Il ritorno in Italia è dopo la fine della guerra, nel 1946. Suo marito era già rientrato per partecipare alla Resistenza. Tullia Zevi si dedica completamente al mestiere che lei stessa definirà “cotto e mangiato”, il giornalismo. Ma si impegna, al tempo stesso, all’interno della comunità ebraica dalla quale proveniva, devastata dalla guerra e dagli orrori del nazifascismo. Documenterà la tragedia della Shoah al processo di Norimberga e sarà anche in aula a Gerusalemme, nel tribunale allestito nel Beit Haam, con Adolf Heichmann alla sbarra. Per oltre trent’anni, dal 1960 al 1993, lavora come corrispondente del quotidiano israeliano Ma’ariv e per il londinese The Jewish Chronicle, dal ’48 al ’63 è corrispondente della Jewish Tepegraphic Agency e, dal ’46 al ’76, del Religious News Service di New York.

Dal ’78, per cinque anni, è vicepresidente della Comunità ebraica italiana, della quale diventa presidente nell’83, unica donna ad aver mai ricevuto l’incarico. Sarà anche eletta presidente dello European Jewish Congress e membro dell’esecutivo dello European Congress of Jewish Communities; nell’88 è incaricata della presidenza della Commission for Intercultural and Interfaith Relations dello European Jewish Congress. E nel ’92 è la candidata italiana al premio “Donna europea dell’anno”. Alla fine dello stesso anno riceverà, dall’allora presidente della Repubblica Oscar Luigi Scalfaro, il titolo di Cavaliere di Gran Croce, massima onorificenza italiana. Ma numerosi sono i riconoscimenti che le sono stati tributati. Dal “Premio 8 marzo. La donna nella scuola, nella cultura e nella società” al premio “Donna coraggio” alla medaglia d’oro assegnatale del ministero dei Beni culturali nel ’94 per “il suo contributo all’educazione, all’arte, alla cultura”.

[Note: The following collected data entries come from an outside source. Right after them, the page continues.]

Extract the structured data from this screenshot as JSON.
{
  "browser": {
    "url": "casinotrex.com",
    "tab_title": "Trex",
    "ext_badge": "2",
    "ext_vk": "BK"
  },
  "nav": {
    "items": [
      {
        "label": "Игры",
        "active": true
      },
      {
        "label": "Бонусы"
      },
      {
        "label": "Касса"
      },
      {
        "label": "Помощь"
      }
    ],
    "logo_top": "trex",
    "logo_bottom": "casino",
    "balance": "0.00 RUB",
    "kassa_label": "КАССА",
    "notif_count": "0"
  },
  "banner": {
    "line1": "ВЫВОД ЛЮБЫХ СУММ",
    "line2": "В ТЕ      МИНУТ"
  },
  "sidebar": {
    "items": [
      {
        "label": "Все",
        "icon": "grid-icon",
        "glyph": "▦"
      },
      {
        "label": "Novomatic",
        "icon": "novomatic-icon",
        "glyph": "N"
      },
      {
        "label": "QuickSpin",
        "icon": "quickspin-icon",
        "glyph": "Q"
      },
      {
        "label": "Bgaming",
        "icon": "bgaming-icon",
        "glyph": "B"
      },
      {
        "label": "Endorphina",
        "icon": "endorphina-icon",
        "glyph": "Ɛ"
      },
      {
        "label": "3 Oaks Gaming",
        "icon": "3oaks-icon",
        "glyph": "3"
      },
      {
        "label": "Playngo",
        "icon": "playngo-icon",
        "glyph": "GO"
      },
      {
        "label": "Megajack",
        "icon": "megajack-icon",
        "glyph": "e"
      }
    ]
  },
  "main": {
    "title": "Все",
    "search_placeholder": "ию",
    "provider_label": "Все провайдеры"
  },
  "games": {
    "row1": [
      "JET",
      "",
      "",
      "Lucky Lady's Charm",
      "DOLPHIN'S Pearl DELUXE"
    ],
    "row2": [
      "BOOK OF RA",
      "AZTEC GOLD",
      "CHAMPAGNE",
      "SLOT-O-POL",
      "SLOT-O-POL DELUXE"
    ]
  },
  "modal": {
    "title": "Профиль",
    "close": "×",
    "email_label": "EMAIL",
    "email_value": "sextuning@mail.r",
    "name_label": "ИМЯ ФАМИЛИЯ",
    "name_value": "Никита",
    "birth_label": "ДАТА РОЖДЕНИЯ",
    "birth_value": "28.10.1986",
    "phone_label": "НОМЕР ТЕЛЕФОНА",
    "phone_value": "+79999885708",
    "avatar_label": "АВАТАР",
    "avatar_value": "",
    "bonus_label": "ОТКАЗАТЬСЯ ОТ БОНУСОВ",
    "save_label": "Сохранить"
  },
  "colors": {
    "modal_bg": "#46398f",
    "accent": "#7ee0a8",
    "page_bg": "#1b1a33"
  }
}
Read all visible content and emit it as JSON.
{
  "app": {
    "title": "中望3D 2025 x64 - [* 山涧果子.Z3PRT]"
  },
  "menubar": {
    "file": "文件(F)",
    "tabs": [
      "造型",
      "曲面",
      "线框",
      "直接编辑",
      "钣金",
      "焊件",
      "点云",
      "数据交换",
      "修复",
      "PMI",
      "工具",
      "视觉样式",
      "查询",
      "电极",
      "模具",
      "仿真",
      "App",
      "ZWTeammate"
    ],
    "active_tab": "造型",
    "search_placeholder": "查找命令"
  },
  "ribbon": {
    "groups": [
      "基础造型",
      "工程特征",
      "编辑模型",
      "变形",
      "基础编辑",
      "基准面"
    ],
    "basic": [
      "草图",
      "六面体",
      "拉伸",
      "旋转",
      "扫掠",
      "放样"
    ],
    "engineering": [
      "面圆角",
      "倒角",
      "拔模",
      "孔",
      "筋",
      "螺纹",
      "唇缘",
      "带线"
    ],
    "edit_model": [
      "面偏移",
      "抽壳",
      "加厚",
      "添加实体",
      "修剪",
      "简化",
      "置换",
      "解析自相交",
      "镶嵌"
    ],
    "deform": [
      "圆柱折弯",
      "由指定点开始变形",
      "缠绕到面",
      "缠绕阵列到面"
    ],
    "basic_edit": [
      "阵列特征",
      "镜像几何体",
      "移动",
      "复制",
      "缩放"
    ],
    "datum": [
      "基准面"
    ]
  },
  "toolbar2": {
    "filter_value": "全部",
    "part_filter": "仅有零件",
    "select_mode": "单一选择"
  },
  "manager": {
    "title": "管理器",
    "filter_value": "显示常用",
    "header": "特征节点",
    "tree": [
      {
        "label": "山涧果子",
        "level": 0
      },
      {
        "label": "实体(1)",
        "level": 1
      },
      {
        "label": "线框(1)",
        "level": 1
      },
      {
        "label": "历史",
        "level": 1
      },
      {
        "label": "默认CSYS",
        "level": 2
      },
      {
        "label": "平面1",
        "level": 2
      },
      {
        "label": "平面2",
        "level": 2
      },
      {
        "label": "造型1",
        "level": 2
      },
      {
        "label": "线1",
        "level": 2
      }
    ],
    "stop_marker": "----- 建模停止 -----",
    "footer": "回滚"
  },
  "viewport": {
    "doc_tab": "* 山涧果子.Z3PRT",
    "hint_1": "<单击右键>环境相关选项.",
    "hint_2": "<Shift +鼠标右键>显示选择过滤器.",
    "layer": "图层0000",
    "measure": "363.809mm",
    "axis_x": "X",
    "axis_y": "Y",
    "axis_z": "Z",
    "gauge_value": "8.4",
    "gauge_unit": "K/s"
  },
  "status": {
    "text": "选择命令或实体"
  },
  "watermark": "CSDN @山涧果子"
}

Tullia Zevi è stata anche membro della Commissione per l’interculturalismo del ministero dell’Istruzione, della Commissione parlamentare d’inchiesta sula missione italiana in Somalia, della commissione italiana dell’Unesco, della commissione nazionale per la bioetica, del comitato promotore del Partito democratico. Una vita in prima linea, raccontata nell’autobiografia Ti racconto la mia storia, dialogo con la nipote Nathania in cui si riassumono le sue lunghe e spesso travagliate esperienze, fra storia personale e storia universale – tante le foto, all’interno del libro, che la ritraggono durante i suoi incontri con i grandi personaggi della storia contemporanea, Golda Meir e re Hussein di Giordania, Papa Paolo VI e Ferruccio Parri, Yitzhak Rabin e Arafat, Hillary Clinton e Rita Levi Montalcini. L’avventura umana e l’impegno politico di una donna che per decenni ha rappresentato un punto di riferimento per l’ebraismo e per la cultura laica.

Tullia Zevi è morta oggi a Roma. Beh buona giornata.